By summer, we were ready for a virtual trip to Israel. We signed up for a three-week program of study at the Shalom Hartman Institute in Jerusalem. There were so many classes offered that we were like kids in a candy store trying to decide which to attend. Classes on art, on poetry, on philosophy, and current events, all tied to two predominant themes – social justice and living through plagues. We decided to view classes separately and then compare notes during meals. Our classes took place on Sundays to Thursdays from 9 am PDT to evening seminars. It was definitely like being back in college – but now we had a better appreciation for the professors than we did in college days.

Our studies at Hartman were followed by a week-long virtual tour of Israel – a different community every night. The most interesting community by far was an Ethiopian neighborhood in Ashdod, south of Tel Aviv. Our tour guide that evening was a young woman who was very open about the discrimination she had experienced as an Israeli of color and her life with one foot in the modern Israeli world and the other in the culture of her immigrant parents. We also met with a very gracious rabbi who described his passage from Ethiopia to Israel, including his shock at learning that Israel was full of white Jews. He knew no English and spoke to us in Hebrew with a translator.

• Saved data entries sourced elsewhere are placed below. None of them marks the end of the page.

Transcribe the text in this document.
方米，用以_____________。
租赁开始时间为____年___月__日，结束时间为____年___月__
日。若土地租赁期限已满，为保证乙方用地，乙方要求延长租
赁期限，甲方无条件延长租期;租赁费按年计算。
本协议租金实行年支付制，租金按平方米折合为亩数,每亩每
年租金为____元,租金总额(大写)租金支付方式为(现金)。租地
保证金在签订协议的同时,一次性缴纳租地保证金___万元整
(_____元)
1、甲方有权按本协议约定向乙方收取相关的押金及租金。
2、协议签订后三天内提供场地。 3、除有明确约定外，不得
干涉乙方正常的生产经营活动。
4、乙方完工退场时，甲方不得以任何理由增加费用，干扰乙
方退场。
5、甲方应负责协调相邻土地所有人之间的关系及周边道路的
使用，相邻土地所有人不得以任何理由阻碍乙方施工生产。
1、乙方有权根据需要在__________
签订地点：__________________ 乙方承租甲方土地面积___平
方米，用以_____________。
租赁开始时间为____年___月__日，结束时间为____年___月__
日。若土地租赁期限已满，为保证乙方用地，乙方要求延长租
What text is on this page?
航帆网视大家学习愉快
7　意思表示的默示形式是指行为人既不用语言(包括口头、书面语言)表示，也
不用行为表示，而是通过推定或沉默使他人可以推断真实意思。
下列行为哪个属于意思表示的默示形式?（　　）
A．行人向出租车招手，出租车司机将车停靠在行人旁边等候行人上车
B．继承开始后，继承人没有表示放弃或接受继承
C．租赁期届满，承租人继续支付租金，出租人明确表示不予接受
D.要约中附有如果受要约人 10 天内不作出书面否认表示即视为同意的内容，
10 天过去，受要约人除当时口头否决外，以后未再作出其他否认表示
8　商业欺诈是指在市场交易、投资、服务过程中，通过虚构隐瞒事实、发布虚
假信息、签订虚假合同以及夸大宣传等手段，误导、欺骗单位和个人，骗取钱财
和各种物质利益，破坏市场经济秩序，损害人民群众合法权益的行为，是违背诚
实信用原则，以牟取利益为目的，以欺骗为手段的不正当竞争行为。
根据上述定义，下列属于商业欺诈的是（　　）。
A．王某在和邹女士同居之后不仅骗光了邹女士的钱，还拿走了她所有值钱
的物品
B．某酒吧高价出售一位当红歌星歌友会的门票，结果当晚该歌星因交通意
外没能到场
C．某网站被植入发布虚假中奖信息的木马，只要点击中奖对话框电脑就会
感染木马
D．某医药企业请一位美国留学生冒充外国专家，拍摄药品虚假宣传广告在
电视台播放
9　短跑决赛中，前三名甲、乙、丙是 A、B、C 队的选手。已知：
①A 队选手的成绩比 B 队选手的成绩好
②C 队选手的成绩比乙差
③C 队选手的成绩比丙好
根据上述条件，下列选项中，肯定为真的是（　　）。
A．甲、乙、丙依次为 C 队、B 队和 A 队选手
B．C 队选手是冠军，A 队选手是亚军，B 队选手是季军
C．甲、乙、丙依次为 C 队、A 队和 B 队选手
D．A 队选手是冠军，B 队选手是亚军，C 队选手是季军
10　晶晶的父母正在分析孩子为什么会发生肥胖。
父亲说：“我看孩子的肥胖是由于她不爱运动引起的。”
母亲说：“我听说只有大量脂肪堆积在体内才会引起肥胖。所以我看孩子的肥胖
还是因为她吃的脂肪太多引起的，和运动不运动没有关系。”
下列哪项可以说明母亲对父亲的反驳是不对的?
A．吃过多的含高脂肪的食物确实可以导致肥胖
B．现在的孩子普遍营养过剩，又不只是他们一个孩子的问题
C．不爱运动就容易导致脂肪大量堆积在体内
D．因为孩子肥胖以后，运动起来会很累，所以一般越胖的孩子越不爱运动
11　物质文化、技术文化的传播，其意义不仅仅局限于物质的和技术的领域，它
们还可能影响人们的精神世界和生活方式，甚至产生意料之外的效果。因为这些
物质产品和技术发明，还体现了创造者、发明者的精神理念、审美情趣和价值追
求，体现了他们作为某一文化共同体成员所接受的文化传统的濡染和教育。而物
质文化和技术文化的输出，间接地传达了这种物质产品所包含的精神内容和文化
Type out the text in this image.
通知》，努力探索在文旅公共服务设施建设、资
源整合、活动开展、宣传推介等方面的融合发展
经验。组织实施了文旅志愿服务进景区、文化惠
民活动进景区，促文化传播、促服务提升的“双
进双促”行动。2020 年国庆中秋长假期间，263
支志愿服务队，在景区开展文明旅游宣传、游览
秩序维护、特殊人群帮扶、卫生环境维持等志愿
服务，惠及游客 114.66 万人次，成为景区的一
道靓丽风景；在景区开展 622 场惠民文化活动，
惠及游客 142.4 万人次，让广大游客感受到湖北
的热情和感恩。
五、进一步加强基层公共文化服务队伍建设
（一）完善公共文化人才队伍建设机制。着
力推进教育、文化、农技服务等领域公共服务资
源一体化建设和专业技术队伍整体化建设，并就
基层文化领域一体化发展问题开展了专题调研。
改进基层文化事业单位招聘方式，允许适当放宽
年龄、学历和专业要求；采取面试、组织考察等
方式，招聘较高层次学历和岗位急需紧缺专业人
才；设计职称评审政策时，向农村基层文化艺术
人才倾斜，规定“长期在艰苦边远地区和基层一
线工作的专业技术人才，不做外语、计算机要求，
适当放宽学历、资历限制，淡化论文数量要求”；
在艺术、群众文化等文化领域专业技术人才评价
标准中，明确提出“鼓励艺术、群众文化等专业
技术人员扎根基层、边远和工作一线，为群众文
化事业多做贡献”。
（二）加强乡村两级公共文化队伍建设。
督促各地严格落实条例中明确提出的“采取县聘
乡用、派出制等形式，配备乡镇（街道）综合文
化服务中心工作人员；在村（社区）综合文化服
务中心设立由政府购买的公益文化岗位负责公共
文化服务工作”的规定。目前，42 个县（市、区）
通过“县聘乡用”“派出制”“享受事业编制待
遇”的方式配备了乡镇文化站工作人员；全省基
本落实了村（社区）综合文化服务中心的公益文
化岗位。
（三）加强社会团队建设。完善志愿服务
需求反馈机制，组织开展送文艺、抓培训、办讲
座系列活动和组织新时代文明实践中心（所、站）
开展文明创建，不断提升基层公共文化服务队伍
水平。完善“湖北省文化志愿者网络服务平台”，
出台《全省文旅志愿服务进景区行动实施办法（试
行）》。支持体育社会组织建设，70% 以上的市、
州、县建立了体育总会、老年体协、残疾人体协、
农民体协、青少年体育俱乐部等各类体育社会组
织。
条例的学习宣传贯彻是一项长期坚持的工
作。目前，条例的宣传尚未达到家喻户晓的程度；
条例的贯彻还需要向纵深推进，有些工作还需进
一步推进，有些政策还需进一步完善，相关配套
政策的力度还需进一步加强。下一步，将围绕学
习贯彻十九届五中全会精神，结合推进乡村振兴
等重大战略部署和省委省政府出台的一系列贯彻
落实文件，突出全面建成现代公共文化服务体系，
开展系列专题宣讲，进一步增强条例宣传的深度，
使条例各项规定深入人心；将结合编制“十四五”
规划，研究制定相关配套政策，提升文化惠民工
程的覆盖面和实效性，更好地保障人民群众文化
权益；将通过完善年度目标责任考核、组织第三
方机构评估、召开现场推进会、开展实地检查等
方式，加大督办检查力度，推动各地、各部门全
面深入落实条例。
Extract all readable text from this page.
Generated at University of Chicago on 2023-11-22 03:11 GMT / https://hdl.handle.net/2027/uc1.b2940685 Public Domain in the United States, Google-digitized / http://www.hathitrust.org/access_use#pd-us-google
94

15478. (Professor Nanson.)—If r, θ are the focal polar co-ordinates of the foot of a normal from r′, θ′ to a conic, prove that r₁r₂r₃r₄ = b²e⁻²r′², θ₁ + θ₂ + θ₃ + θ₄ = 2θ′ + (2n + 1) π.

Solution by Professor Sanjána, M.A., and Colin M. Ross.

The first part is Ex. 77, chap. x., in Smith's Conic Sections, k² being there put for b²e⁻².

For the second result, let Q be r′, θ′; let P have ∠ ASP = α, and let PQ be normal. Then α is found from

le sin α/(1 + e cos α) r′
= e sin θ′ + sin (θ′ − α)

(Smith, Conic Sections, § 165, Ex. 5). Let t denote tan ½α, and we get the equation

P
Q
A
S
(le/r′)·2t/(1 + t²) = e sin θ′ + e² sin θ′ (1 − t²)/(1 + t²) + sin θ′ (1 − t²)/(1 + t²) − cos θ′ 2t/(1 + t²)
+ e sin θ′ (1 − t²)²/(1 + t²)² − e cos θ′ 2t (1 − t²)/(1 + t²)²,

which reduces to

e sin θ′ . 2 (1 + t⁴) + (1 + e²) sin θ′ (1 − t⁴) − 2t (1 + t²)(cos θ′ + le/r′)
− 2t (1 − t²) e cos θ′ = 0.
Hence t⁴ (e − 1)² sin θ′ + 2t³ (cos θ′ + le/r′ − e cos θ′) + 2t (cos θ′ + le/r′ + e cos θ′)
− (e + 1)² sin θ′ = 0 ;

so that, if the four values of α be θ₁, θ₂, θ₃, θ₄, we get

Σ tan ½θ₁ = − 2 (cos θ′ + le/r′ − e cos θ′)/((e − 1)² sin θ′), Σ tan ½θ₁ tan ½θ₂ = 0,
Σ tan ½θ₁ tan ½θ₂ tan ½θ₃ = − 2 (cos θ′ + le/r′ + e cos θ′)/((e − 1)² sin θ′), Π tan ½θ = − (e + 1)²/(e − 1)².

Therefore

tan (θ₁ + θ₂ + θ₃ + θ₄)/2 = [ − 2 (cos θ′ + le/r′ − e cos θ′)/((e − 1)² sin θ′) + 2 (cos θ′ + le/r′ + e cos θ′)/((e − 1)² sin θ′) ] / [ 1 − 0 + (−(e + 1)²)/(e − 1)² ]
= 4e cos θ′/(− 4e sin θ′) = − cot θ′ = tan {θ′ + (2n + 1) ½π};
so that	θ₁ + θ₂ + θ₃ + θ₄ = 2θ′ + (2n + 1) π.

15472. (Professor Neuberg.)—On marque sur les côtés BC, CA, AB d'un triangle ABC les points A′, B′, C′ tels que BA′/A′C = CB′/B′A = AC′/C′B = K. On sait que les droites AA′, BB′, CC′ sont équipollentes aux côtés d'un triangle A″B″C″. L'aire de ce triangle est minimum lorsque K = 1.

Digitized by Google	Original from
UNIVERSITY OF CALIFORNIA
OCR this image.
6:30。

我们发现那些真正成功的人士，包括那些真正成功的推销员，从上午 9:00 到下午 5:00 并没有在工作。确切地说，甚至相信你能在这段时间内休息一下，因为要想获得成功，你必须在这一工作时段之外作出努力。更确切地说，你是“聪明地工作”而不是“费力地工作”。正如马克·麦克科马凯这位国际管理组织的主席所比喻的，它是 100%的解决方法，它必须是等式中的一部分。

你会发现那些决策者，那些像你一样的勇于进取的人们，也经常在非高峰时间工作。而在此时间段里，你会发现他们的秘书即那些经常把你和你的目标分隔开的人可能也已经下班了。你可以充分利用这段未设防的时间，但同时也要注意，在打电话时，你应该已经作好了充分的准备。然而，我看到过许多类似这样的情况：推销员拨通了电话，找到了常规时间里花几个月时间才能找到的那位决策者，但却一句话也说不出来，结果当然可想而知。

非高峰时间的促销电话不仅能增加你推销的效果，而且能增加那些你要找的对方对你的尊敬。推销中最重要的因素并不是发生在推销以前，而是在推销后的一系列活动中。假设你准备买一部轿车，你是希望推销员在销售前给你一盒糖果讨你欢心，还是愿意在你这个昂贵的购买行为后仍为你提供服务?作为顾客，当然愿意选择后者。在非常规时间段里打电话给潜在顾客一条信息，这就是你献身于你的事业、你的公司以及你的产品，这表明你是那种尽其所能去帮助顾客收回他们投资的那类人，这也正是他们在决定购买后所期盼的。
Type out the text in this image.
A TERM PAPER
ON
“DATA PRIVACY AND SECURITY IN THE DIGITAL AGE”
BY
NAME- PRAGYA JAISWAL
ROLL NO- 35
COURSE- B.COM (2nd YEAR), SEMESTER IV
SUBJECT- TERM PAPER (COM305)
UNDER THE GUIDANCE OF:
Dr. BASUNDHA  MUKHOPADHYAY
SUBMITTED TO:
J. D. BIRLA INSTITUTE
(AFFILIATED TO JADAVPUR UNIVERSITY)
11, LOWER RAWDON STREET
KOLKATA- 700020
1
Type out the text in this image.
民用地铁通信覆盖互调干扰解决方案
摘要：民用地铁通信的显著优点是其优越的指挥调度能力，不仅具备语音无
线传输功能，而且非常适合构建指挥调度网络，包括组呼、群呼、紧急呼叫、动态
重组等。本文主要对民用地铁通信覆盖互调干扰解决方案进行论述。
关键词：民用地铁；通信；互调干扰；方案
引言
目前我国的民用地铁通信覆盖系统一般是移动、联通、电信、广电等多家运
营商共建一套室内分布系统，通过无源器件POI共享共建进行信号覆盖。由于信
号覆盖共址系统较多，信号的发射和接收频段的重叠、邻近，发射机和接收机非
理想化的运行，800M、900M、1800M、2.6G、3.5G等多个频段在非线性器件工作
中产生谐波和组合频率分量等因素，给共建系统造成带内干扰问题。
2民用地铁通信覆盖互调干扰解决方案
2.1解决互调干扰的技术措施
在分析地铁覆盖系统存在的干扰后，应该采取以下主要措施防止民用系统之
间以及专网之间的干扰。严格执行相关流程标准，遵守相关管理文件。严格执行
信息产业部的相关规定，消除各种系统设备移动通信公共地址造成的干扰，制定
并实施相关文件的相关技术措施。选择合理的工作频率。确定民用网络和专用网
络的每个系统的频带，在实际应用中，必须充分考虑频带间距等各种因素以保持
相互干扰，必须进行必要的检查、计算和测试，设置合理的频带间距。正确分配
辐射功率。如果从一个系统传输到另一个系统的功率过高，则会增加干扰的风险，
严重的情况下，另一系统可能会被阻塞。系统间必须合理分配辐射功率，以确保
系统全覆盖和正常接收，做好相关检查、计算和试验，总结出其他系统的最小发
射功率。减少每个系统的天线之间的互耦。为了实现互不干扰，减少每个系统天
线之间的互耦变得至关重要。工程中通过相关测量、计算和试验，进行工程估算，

His final wish was that we all would learn enough Hebrew so the next time we met, we wouldn’t need a translator. We are trying to make his wish come true.

We are now zooming to an Ulpan (intensive Hebrew language program) on a kibbutz in the Negev south of Beer Sheva. We join fifteen other students who are located in France, Germany, Switzerland, and Argentina for two-and-a-half to three hours every Wednesday. During the other days we have plenty of homework. And we practice our lessons with the other students on WhatsApp.

When we’re not bouncing around the world for incredible learning experiences, we’re widening our horizons right here in our own community with book clubs, play readings, and classes in our congregation, and dinners with fascinating people – all these also safely on Zoom. Sometimes, admittedly, in the middle of the night, the walls do seem to being closing in, especially with windows all closed to keep out wildfire smoke. But, for the most part, our world is growing larger, not smaller, and including a greater variety of people. So, if you’re finding yourself feeling confined to wherever you’re now located, Mexico or the U.S. or Canada, open your mind and your computer, and join us in our explorations or your own.